Они поняли и бросились к пещере, а я тем временем продолжал копьем сталкивать ягуара вниз. Притащили камни. Двумя руками я занес над головой обломок величиной в три кирпича и, старательно прицелившись, изо всех сил метнул его в голову ягуара. Зверь издал глухой стон и, оглушенный, свалился на дно ямы. Вслед за первым полетел второй камень. Но, к нашему изумлению, зверь тут же пришел в себя, снова вскочил и стал бесноваться с прежней силой. Его живучесть вселила в нас такой ужас, что, остолбенев, мы на минуту замерли. Однако времени на переживания не оставалось. Ягуар разрыл стены настолько, что вот-вот мог выскочить из ямы. События развивались с молниеносной быстротой. В следующее мгновение должна была наступить развязка. Оставалось еще одно-единственное средство: огонь.
— Вагура! — крикнул я. — Разводи большой костер! Здесь, на самом краю!
Куча сухих ветвей вспыхнула мгновенно, и высоко вверх взметнулись языки пламени.
— Мало, давай больше! — подгонял я. — Подбрасывай еще хвороста! Арнак, помогай!
С ожесточением человека, отстаивающего свое право на жизнь, смотрел я на своего грозного врага. Ему приходил конец. Он выстоял против наших стрел, копий и камней, но перед силой огня ему не устоять!
Общими усилиями мы столкнули в яму громадный пылающий костер. Огонь накрыл дно ямы вместе с ягуаром. Оглушительный рев. Хищник пружиной взвился вверх в головокружительном прыжке и… уцепился передними лапами за кромку ямы. Я подскочил и вонзил ему в затылок копье, стремясь сбросить его обратно вниз. Но огонь пробудил в звере бешеную силу. Я не смог его удержать, и, прежде чем Арнак и Вагура успели подбежать ко мне на помощь, ягуар выскочил из ямы.
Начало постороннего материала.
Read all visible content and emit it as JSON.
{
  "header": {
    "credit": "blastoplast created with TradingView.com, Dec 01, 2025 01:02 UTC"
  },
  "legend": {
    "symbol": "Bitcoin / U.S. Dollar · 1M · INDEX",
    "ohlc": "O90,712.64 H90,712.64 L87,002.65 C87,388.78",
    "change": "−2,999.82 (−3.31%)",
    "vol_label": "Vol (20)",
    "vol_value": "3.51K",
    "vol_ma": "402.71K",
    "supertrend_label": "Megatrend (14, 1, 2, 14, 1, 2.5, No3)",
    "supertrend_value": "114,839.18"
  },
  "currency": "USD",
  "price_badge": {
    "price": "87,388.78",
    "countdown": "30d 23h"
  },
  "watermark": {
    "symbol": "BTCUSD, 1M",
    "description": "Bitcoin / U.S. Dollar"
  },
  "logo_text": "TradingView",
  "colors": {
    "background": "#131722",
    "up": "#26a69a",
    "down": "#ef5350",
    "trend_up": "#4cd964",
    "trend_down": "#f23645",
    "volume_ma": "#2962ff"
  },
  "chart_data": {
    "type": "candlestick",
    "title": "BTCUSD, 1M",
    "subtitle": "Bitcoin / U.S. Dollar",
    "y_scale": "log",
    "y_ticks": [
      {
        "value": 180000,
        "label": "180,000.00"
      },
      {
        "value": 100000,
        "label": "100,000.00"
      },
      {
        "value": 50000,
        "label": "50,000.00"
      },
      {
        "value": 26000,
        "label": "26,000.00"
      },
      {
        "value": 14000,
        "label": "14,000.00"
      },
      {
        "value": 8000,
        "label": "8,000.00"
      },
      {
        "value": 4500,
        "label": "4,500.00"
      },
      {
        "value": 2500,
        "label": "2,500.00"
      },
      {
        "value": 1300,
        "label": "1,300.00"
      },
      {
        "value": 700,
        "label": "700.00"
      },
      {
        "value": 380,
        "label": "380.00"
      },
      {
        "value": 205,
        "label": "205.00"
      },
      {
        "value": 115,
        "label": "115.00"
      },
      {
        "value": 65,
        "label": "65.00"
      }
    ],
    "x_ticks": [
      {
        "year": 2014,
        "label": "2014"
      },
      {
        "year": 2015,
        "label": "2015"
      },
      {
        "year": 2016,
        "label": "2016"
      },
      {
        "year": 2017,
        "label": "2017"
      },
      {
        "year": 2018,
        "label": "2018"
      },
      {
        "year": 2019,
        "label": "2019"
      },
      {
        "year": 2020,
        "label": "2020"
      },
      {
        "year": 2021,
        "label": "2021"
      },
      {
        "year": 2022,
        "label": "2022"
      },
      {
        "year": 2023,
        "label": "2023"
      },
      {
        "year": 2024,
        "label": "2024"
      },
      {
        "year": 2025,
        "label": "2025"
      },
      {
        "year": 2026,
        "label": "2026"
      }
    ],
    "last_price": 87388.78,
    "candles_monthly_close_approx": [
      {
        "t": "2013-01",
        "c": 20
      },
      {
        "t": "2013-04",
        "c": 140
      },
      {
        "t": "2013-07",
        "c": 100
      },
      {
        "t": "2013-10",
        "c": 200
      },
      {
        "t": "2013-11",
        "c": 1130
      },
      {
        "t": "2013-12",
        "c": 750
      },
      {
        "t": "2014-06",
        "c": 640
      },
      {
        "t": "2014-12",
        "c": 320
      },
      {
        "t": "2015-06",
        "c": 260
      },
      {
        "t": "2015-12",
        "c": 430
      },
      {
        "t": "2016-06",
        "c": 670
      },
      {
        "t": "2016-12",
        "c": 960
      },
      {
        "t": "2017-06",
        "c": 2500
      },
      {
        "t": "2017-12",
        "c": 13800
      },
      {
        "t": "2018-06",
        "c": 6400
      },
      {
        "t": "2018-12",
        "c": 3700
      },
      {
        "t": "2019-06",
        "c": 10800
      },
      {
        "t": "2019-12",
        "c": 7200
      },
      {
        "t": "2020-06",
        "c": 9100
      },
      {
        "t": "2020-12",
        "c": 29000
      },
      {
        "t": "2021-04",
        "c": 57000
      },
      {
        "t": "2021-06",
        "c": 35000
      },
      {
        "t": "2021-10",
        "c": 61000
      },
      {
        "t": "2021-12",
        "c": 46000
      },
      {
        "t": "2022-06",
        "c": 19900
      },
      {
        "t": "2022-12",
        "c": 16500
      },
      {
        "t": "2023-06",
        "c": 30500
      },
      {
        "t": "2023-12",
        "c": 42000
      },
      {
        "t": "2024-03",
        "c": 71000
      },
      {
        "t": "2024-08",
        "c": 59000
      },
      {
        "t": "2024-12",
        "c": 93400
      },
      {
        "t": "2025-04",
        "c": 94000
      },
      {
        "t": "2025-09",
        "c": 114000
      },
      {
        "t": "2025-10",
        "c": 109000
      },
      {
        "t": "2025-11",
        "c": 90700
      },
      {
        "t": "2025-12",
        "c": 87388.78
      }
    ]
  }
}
Все остальное произошло в одно мгновение: ягуар вышиб из моих рук копье, одним ударом лапы свалил меня на землю и придавил всей тяжестью своего тела. Безотчетно я выставил вверх левую руку, пытаясь прикрыть горло и лицо от его клыков. Он захватил мою руку своей страшной пастью и сжал челюсти. Теряя сознание, я увидел, как Арнак с размаху всадил ему в бок копье и столкнул с меня. Я видел еще, как зверь прыгнул на Арнака. Потом меня окутала тьма, и я потерял сознание.
ДРУЖБА КРЕПНЕТ
Восхитительная музыка ласкает мой слух. В эту мелодию вплетается веселое щебетанье птиц. Вслед за тем баюкающий лепет не то ласкового моря, не то теплого ветерка, напоенного ароматом цветов. Роятся краски, возникают какие-то неясные образы, становясь все яснее, все отчетливее, пока постепенно у меня не раскрываются веки. Раскрываются на один лишь миг, но достаточный, чтобы содрогнуться: прямо передо мной страшное тело ягуара. Преодолев режущий свет солнечного дня, я все-таки вновь открываю глаза и убеждаюсь: то не был сонный мираж. Ягуар, а точнее, его шкура висела распятой у входа в пещеру, между двумя агавами, просыхая на солнце.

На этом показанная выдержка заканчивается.